How many SMS messages fit on a floppy?
March 3, 2008 11:19 AM   Subscribe

Mathfilter: How many text messages (SMS) will fit on a floppy disk, or a CD-ROM? Once that number is derived, how much will it cost to send or receive that many messages if a consumer pays per message (American carriers or Intl carriers would be great)?

Probably best to assume assume that each message uses the maximum amount of characters permitted (although if you know the minimums allowed, then let's do the math on that as well.) Please show your work.
posted by kenneth to Technology (6 answers total)
 
wtf? Do the math yourself!
Here, I will dave you 30 seconds of googling.

SMS are 160 characters (bytes) max per message (min=0 bytes)
1.44Mb Floppy disks have 1,474,560 bytes
CDROMs have between 681,984,000 bytes (74m) and 737,280,000 bytes (80m)

so, a lot of messages will fit on a floppy. A hell of a lot of messages will fit on a CD. Both will cost a ridiculous amount to send via SMS when charged per message, no matter what the per message cost is...

(Flagged as homework)
posted by nielm at 11:39 AM on March 3, 2008


A CD has 333,000 sectors of 2352 bytes each. I'm not sure, but I'm guessing that an individual file must take up at least one sector, even though a text message (at 140 chars?) would be less. So, 333,000 SMS messages.

At $0.10 each, that'd be $33,000 to send.
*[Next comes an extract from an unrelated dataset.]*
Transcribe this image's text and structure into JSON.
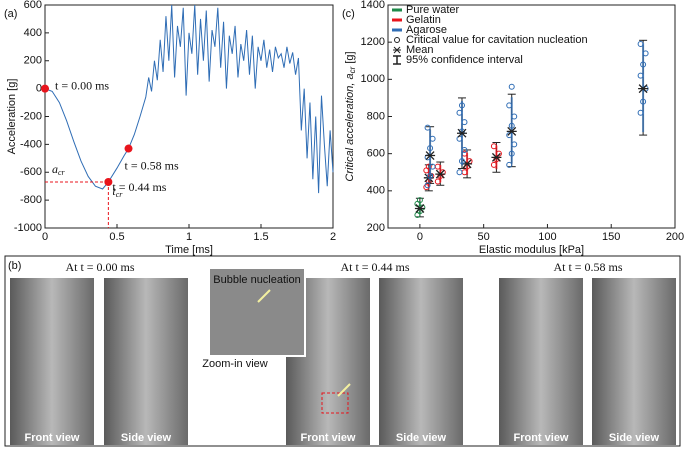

If you put all the messages into a zip file, you could get a lot more on--you wouldn't need to worry about the sector-size floor, and you'd get compression. Assuming 140 bytes for each message, plus another 20 bytes (?) overhead, and 2:1 compression, that'd be 1.5 GB worth of messages at 160 bytes each, or 9,375,000 messages. At $0.10 each, that's $937,500. You might want to sign up for an all-you-can-text plan.
posted by adamrice at 11:41 AM on March 3, 2008


Assuming Latin encoding, I'll make the following estimate:

160 bytes of message + 40 bytes of header (estimate; can't find a real number) = 200 bytes per message.

A megabyte is 220 bytes.

So, 220 / 200 = 5242.8.

You can now multiply this by the capacity of a floppy disk: 1.44 * 5242.8 = 7549.7

A CD: 750 * 5242.8 = 3932160.0.

Also, this is like fourth-grade math...
posted by Netzapper at 11:44 AM on March 3, 2008


It sounds like any definitive answer is going to be based upon a bunch of assumptions regarding how the messages are going to be stored on the floppy/CD/whatever.
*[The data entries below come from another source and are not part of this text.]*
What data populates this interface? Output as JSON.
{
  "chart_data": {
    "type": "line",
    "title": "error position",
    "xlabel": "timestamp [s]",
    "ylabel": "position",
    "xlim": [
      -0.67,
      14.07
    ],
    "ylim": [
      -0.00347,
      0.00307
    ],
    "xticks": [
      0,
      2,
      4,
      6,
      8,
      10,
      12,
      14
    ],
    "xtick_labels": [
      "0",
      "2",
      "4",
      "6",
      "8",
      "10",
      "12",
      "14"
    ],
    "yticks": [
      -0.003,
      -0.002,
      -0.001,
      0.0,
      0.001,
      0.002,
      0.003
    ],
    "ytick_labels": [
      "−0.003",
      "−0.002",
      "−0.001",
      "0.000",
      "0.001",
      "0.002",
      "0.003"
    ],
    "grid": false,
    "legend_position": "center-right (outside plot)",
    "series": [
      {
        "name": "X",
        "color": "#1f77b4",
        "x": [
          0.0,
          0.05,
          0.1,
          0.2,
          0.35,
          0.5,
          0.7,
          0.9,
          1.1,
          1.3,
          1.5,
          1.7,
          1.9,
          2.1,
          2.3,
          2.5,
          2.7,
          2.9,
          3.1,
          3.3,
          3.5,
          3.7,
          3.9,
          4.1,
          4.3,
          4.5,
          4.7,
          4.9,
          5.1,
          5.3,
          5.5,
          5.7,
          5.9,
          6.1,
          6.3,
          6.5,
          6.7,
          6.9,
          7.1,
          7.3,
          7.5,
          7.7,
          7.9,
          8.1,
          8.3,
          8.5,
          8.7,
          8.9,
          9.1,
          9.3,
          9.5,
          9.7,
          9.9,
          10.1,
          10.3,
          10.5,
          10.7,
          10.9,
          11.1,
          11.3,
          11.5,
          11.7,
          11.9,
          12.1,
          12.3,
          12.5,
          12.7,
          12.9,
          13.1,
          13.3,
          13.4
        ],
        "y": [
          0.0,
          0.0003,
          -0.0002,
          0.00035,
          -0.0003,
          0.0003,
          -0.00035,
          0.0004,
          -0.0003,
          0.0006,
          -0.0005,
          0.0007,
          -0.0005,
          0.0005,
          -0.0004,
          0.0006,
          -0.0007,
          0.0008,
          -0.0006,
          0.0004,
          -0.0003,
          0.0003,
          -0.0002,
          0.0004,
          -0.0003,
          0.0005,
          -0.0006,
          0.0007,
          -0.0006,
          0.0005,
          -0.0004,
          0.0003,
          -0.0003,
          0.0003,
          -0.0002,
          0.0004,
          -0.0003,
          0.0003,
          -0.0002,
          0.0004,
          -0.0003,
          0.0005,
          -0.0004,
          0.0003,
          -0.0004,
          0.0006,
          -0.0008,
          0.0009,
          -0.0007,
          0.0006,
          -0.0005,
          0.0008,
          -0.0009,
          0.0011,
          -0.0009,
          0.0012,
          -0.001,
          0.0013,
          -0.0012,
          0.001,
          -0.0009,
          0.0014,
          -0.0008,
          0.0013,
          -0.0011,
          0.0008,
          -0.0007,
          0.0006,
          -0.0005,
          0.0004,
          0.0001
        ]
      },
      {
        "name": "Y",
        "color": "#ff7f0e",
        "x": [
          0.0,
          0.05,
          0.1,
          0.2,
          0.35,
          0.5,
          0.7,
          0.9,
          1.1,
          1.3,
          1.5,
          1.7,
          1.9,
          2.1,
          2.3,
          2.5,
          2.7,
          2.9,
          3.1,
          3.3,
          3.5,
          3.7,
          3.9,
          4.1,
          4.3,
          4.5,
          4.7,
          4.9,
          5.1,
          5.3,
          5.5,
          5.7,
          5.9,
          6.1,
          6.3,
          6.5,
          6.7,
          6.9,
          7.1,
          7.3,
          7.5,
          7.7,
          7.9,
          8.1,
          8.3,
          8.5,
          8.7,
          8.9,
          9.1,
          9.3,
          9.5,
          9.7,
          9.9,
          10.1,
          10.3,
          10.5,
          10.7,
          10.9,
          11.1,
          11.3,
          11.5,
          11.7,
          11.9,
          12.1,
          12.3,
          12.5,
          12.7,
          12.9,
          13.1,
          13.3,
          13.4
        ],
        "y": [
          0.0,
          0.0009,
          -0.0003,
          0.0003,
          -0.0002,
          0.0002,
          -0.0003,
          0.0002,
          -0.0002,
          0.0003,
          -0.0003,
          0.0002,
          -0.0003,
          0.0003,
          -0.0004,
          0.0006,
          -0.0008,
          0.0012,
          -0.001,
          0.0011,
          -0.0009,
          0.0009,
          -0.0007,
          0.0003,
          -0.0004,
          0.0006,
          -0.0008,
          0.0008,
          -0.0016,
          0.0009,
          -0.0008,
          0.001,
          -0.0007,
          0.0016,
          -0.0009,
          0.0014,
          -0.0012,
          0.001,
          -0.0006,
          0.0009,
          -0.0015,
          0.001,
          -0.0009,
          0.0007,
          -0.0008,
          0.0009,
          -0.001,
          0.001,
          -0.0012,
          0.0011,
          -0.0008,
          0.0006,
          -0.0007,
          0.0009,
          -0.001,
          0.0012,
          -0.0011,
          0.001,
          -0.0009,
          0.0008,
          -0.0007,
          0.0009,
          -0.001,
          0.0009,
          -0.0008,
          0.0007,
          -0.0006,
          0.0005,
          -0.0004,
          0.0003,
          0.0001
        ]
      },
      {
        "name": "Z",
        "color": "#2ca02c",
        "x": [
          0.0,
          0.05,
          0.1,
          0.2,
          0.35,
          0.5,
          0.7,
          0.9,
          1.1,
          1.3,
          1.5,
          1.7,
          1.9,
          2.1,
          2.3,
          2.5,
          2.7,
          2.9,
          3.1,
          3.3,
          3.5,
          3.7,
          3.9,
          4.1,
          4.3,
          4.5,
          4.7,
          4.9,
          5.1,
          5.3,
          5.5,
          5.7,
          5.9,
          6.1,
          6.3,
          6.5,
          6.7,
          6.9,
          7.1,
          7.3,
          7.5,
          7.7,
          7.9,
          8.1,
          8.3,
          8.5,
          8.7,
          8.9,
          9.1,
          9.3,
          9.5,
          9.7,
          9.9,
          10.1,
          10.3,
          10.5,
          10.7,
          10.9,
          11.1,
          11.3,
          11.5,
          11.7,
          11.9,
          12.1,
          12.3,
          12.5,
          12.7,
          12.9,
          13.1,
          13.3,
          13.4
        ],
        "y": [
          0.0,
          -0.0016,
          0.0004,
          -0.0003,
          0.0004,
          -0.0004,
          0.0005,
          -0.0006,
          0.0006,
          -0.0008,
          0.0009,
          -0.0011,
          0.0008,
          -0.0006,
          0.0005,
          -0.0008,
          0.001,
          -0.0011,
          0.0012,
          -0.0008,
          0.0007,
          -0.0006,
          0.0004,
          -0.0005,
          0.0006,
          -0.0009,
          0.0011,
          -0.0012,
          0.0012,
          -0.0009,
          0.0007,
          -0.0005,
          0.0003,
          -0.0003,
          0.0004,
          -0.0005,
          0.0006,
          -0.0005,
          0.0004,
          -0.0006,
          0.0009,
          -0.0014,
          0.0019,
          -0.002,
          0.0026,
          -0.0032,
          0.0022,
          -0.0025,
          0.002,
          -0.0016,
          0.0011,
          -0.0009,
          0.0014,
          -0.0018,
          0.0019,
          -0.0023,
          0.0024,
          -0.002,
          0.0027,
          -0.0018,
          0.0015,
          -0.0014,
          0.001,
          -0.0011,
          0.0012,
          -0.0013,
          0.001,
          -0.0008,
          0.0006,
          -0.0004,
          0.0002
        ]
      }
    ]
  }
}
If each is stored as a a separate ASCII textfile then you need to consider file system (iso9660, fat, ntfs) limitations and storage quirks. If you were to store it in a single huge (delimited) file, then those limitations are not as relevant.

In either case, compression would make a huge difference (since that text should crunch down nicely).

Because these are such small files to begin with, changing these assumptions can greatly vary the results. (This is a roundabout way of asking what level of precision are you looking for, and why?)
posted by QuantumMeruit at 12:40 PM on March 3, 2008


Fun fact: text messages use 7 bit encoding by default, not 8 bit. That same description on Wikipedia implies that messages don't have a header (which doesn't make sense, since it needs routing info of some sort), but some digging reveals this detail about headers used in the server -> server (ie, AT&T forwarding to Sprint) communications. That link says 60 "octets" (bytes).

So each message is 160 * 7 bits + 60 * 8 bits = 1600 bits = 200 bytes.

Since that happens to work out to what Netzapper estimated, the rest of his calculations are correct.
posted by cschneid at 1:52 PM on March 3, 2008


It should be pointed out that the overhead of moving messages through the cellular network is significant, when you look at the bandwidth limits of the control channel that SMS rides, and the necessity of locating each phone in the HLR/VLR before it can be addressed, and all that.

It doesn't come anywhere near justifying $0.10/message. Not even a hundredth of that. But if you're thinking that SMS should be as cheap per meg as other data service, you're suffering a severe misunderstanding of how SMS works.

It'd be akin to saying that, because you can ship a 20-lb package for ten bucks, you should be able to mail 20 lbs of individual postcards for the same price.

If you for some reason need to move lots of data over a cellular connection, don't do it with SMS. Look into different packet data options. Even the circuit-switched data which occupies a voice channel as long as you're "dialed up", is more efficient than SMS because the routing of each piece of data is handled by an ISP's routers, rather than cellular switches. (Setting up a CSD connection involves several transactions on the control channel in addition to the voice channel it takes, so for occasional short messages, SMS is indeed more efficient.)